OpenVPN with FreeRadius 2FA
-
I am trying to download the openvpn package from the client export tab but I can not find my Free radius user's .openvpn configuration files. Here is my setup:
- Pfsense 2.4.4
- OpenVPN client export Installed from the packet manager
- FreeRadius3 installed from the packet manager
- I have successfully created a user with OTP enabled from within the Freeradius server (verified from Diagnostics-->Authentication)
- *I created a openvpn server tied to the database of my freeradius server from the OpenVPN Wizard/OPenVPN Remote Access Server Setup
The settings are:
Backend for Authentication - NAS2fa (freeradius server)
Local port - 1194
::Cryptograhic Settings::
-->Peer Certificate Authority--> FreeRadius CA
-->Server certificate --> VPN Cert
^^ This is where I think I am messing up? I am not sure what CA I should be using for the Peer Certificate Authority
I think its clear that the Server Certificate should be set to VPN certificate.
What else do I need to configure when I create a new user in the Radius server, I can have my vpn configuration files assigned to the new user? Thanks for your time and help.
-
The Peer Certificate Authority needs to be the Certificate Authority that creates and signs your peer certificates.
-
@w0lverine said in OpenVPN with FreeRadius 2FA:
Peer Certificate Authority
I have changed my OpenVPN server Peer certificate authority to Internal CA. But it still shows empty vpn client configuration profiles.

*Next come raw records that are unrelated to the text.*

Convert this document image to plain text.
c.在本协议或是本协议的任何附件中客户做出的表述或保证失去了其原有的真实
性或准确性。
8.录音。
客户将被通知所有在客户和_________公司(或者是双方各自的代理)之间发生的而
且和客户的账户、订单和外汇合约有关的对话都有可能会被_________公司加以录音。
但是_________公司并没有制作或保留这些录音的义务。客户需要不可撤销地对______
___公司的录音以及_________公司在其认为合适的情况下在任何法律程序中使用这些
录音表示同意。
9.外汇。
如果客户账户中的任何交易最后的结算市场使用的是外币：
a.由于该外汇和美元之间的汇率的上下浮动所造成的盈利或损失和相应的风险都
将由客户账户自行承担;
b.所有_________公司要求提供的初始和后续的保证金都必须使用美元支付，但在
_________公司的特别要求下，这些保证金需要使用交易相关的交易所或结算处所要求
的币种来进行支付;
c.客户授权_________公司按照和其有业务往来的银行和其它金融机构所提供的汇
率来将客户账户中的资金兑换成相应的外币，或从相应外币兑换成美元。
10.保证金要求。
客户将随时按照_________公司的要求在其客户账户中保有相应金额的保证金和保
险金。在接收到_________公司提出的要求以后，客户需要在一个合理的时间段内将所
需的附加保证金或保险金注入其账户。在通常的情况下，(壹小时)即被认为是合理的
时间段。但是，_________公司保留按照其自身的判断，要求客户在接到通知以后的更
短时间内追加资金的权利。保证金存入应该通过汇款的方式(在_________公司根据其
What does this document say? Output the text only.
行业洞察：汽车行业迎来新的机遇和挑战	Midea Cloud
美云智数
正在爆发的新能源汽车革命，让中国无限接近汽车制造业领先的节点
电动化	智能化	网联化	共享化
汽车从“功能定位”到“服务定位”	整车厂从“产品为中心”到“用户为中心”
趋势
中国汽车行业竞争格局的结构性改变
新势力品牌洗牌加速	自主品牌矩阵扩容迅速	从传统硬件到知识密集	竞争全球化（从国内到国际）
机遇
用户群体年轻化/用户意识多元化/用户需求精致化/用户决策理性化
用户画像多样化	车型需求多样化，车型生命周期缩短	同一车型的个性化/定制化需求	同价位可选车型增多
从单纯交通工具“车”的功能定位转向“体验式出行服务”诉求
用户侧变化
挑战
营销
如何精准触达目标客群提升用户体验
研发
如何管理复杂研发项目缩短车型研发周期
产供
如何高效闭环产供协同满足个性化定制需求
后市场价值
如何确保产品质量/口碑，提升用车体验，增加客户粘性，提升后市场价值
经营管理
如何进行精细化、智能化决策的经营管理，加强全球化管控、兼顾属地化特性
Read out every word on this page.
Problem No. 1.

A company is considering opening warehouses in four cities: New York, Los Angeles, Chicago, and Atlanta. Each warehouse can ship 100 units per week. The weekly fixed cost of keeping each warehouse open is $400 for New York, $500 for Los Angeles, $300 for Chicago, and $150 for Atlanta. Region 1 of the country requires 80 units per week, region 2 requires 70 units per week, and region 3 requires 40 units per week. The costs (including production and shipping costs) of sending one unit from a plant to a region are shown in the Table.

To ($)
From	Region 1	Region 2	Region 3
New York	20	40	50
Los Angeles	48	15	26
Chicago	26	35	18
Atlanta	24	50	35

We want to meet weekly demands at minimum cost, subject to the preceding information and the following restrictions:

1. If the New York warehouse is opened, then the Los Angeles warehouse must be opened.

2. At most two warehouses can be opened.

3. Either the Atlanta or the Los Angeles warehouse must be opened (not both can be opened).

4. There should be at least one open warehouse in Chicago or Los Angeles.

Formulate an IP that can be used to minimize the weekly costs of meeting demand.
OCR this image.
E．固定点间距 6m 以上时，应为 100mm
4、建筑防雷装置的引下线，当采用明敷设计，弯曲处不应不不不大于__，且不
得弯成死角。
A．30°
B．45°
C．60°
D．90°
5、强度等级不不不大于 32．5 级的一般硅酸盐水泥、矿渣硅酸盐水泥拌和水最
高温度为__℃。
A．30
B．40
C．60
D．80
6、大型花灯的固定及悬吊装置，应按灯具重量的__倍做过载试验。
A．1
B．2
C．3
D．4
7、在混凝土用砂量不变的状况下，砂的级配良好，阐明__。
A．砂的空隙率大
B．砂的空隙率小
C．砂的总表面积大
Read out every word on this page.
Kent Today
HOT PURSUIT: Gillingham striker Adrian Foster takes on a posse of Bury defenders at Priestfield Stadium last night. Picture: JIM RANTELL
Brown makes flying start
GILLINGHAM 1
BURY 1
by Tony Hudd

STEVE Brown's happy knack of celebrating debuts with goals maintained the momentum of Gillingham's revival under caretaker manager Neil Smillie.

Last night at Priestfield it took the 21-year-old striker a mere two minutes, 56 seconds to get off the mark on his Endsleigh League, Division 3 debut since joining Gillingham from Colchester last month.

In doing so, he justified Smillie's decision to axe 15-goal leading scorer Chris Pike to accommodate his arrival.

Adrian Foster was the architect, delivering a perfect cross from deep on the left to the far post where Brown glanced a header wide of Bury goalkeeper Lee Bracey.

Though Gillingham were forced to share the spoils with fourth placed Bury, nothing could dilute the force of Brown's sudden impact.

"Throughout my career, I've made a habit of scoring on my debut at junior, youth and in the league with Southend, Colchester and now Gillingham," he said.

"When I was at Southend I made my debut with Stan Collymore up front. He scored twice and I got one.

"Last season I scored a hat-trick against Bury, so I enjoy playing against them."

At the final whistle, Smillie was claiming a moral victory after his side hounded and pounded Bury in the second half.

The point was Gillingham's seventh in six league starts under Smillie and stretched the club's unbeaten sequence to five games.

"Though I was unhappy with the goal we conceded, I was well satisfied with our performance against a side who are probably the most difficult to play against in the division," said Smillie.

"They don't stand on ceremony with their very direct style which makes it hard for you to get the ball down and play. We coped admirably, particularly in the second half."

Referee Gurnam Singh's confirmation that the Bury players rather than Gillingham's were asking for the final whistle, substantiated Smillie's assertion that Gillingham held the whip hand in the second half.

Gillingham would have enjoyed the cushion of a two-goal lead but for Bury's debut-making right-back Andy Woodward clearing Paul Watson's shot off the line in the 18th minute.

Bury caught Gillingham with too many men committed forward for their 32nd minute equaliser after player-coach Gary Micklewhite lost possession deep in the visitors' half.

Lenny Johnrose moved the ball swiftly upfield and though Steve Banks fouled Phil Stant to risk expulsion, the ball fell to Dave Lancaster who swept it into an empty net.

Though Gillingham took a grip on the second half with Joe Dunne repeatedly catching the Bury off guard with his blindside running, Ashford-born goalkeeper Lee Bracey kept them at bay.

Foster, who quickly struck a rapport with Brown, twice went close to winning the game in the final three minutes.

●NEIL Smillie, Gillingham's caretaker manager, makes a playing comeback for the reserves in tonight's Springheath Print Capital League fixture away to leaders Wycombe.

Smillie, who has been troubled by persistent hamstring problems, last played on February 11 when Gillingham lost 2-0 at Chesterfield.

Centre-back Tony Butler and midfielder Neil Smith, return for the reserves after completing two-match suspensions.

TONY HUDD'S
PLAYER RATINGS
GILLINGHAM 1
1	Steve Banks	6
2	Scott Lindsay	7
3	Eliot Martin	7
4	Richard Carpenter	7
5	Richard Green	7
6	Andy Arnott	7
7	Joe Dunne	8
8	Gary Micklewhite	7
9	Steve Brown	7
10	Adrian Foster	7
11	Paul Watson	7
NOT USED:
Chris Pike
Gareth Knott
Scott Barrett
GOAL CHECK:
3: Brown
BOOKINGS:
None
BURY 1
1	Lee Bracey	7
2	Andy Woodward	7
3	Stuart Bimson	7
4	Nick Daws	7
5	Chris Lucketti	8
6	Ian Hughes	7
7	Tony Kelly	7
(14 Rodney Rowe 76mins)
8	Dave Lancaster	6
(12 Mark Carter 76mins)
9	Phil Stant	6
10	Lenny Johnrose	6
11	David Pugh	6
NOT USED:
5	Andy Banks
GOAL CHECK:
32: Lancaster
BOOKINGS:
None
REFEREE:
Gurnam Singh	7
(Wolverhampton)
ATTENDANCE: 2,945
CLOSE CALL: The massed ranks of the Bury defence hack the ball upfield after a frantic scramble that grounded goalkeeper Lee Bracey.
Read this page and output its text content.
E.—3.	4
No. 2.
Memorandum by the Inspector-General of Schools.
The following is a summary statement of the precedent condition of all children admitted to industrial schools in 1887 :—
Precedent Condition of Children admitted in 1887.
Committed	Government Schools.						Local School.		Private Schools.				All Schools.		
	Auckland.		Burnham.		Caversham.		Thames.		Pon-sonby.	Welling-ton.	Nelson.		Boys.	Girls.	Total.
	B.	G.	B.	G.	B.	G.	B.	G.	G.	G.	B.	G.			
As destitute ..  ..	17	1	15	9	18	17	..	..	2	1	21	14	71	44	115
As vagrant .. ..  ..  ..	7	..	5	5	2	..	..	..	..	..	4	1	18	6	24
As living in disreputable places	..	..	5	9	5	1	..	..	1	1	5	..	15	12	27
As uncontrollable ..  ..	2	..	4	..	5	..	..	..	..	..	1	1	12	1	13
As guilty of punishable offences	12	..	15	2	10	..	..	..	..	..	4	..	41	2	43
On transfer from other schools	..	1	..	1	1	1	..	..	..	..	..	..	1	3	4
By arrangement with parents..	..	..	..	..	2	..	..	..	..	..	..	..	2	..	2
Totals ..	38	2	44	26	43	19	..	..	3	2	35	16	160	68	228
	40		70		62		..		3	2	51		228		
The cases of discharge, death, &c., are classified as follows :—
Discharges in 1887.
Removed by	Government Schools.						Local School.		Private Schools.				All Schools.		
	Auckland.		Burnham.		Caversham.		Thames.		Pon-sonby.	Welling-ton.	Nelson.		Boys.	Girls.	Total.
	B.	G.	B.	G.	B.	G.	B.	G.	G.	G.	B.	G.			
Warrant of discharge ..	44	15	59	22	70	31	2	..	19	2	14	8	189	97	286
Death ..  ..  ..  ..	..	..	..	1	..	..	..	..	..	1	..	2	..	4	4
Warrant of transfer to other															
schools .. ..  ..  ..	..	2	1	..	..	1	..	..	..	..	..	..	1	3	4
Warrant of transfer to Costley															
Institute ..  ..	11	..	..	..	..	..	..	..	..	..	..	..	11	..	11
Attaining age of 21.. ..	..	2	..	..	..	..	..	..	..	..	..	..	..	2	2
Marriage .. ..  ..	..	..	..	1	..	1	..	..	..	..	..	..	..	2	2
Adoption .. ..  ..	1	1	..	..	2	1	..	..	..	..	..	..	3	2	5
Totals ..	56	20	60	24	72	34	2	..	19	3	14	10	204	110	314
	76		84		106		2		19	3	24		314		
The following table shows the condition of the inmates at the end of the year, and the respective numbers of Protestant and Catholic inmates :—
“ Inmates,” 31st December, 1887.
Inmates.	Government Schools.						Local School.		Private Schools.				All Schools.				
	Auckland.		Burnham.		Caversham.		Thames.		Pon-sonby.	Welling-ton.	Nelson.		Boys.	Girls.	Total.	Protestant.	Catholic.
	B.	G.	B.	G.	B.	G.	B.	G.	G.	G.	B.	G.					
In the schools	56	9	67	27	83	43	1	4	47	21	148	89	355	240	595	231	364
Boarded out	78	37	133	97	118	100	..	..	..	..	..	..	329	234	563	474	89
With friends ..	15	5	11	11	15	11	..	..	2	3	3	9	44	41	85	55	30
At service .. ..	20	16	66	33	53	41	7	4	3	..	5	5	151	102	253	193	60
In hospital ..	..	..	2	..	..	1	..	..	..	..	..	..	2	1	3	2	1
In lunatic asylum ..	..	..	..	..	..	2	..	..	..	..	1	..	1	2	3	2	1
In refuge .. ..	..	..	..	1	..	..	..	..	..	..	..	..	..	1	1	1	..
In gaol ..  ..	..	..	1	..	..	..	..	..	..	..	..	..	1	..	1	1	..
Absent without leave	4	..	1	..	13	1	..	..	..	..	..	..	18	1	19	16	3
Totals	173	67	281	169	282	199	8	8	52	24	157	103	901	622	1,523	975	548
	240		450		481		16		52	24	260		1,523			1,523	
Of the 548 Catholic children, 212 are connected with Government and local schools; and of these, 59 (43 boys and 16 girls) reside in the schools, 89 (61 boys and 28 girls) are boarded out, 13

I feel like my mind is a little jumbled on how the new users of the radius server is authenticating from OpenVPN. This is how I view it:
We create a user within FreeRadius-->The freeradius user is integrated within the openvpn server (Based on the backend authentication we selected in creating the openvpn server) --> VPN configuration profiles are created by the vpn server.
But I feel like there is more going on between the freeradius user and openvpn because I can not seem to have the vpnserver create the free radius user's .openvpn configuration profiles. I think it might have something to do with the Certificates?
-
You are using authentication only - no user certs. There will be just one configuration for everyone in that case. There are no users for the firewall to export for other than "all"
-
@Derelict That was what I was missing.. Thanks for the help.